Bad weather slows construction of Wakenaam airstrip

Construction of the Wakenaam airstrip is moving at a snail’s pace and bad weather is cited as the main delaying factor.

Region Three Chairman Julius Faerber told Stabroek News last week that a substantial part of the project had been completed but inclement weather was currently stalling work at the site, close to the villages of Meer-Zorg and Maria’s Pleasure on the eastern side of the island.

He said he had spoken to the contractor recently about the project and he indicated that the surface of the strip was almost completed, but a few days of adequate sunshine was needed for bitumen to be laid on the surface. Residents on the Essequibo River island told this newspaper that the roads leading to the area where the project is being undertaken are impassable and motorists have desisted from using them over the past few weeks.

Faerber said contracts have been awarded to the contractor constructing the airstrip — Komal Singh of the West Coast Demerara, to renovate the roads around the island.  Construction of the $54.5 million airstrip was expected to be completed within a five-month period after work commenced on the 2,000 feet long by 50 feet wide runway in January this year. According to a resident in the area, it is being built “in a far off place, where people don’t normally go.”

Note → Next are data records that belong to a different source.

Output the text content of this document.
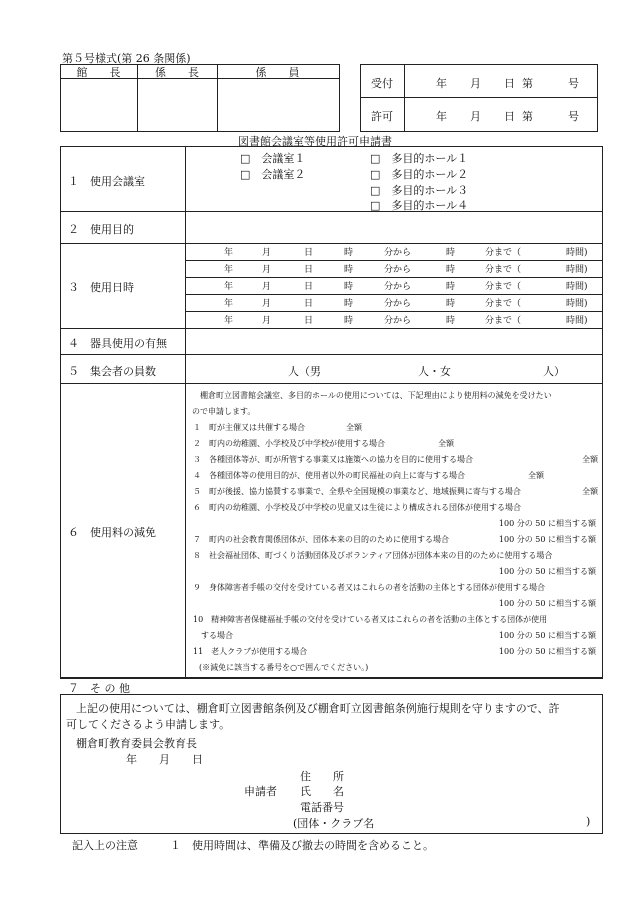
第５号様式(第 26 条関係)
館　　長	係　　長	係　　員
受付	年　月　日 第	号
許可	年　月　日 第	号
図書館会議室等使用許可申請書
１　使用会議室
□　会議室１
□　会議室２
□　多目的ホール１
□　多目的ホール２
□　多目的ホール３
□　多目的ホール４
２　使用目的
３　使用日時
年	月	日	時	分から	時	分まで（	時間)
年	月	日	時	分から	時	分まで（	時間)
年	月	日	時	分から	時	分まで（	時間)
年	月	日	時	分から	時	分まで（	時間)
年	月	日	時	分から	時	分まで（	時間)
４　器具使用の有無
５　集会者の員数	人（男	人・女	人）
６　使用料の減免
棚倉町立図書館会議室、多目的ホールの使用については、下記理由により使用料の減免を受けたい
ので申請します。
１　町が主催又は共催する場合	全額
２　町内の幼稚園、小学校及び中学校が使用する場合	全額
３　各種団体等が、町が所管する事業又は施策への協力を目的に使用する場合	全額
４　各種団体等の使用目的が、使用者以外の町民福祉の向上に寄与する場合	全額
５　町が後援、協力協賛する事業で、全県や全国規模の事業など、地域振興に寄与する場合	全額
６　町内の幼稚園、小学校及び中学校の児童又は生徒により構成される団体が使用する場合
100 分の 50 に相当する額
７　町内の社会教育関係団体が、団体本来の目的のために使用する場合	100 分の 50 に相当する額
８　社会福祉団体、町づくり活動団体及びボランティア団体が団体本来の目的のために使用する場合
100 分の 50 に相当する額
９　身体障害者手帳の交付を受けている者又はこれらの者を活動の主体とする団体が使用する場合
100 分の 50 に相当する額
10　精神障害者保健福祉手帳の交付を受けている者又はこれらの者を活動の主体とする団体が使用
　する場合	100 分の 50 に相当する額
11　老人クラブが使用する場合	100 分の 50 に相当する額
(※減免に該当する番号を○で囲んでください。)
７　そ の 他
上記の使用については、棚倉町立図書館条例及び棚倉町立図書館条例施行規則を守りますので、許
可してくださるよう申請します。
棚倉町教育委員会教育長
年　　月　　日
住　　所
申請者 氏　　名
電話番号
(団体・クラブ名	)
記入上の注意	１　使用時間は、準備及び撤去の時間を含めること。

Wakenaam residents had previously voiced concern about the project, saying that the island needed of other forms of development rather than an airstrip. They cited the high rate of unemployment, fragile sea defence, and the development of the island’s agricultural potential as well as the need for a water treatment plant as priorities that needed to be addressed.

Residents on the sister island Leguan had objected to the construction of an airstrip there as well and according to the regional administration, the region is still in the process of sourcing land for that project. Works Minister Robeson Benn stated in February during the budget debate that the required land for the airstrip at Leguan would have to meet the requisite geographic conformity for the project to get underway.

In this year’s budget, some $149.9 million were allocated towards the construction of the two airstrips, in addition to rehabilitation and maintenance work on other airstrips across the country. In the 2009 Budget, some $184 million was allocated for the projects but they never got underway and the authorities had said that the delay was related to the acquisition of land.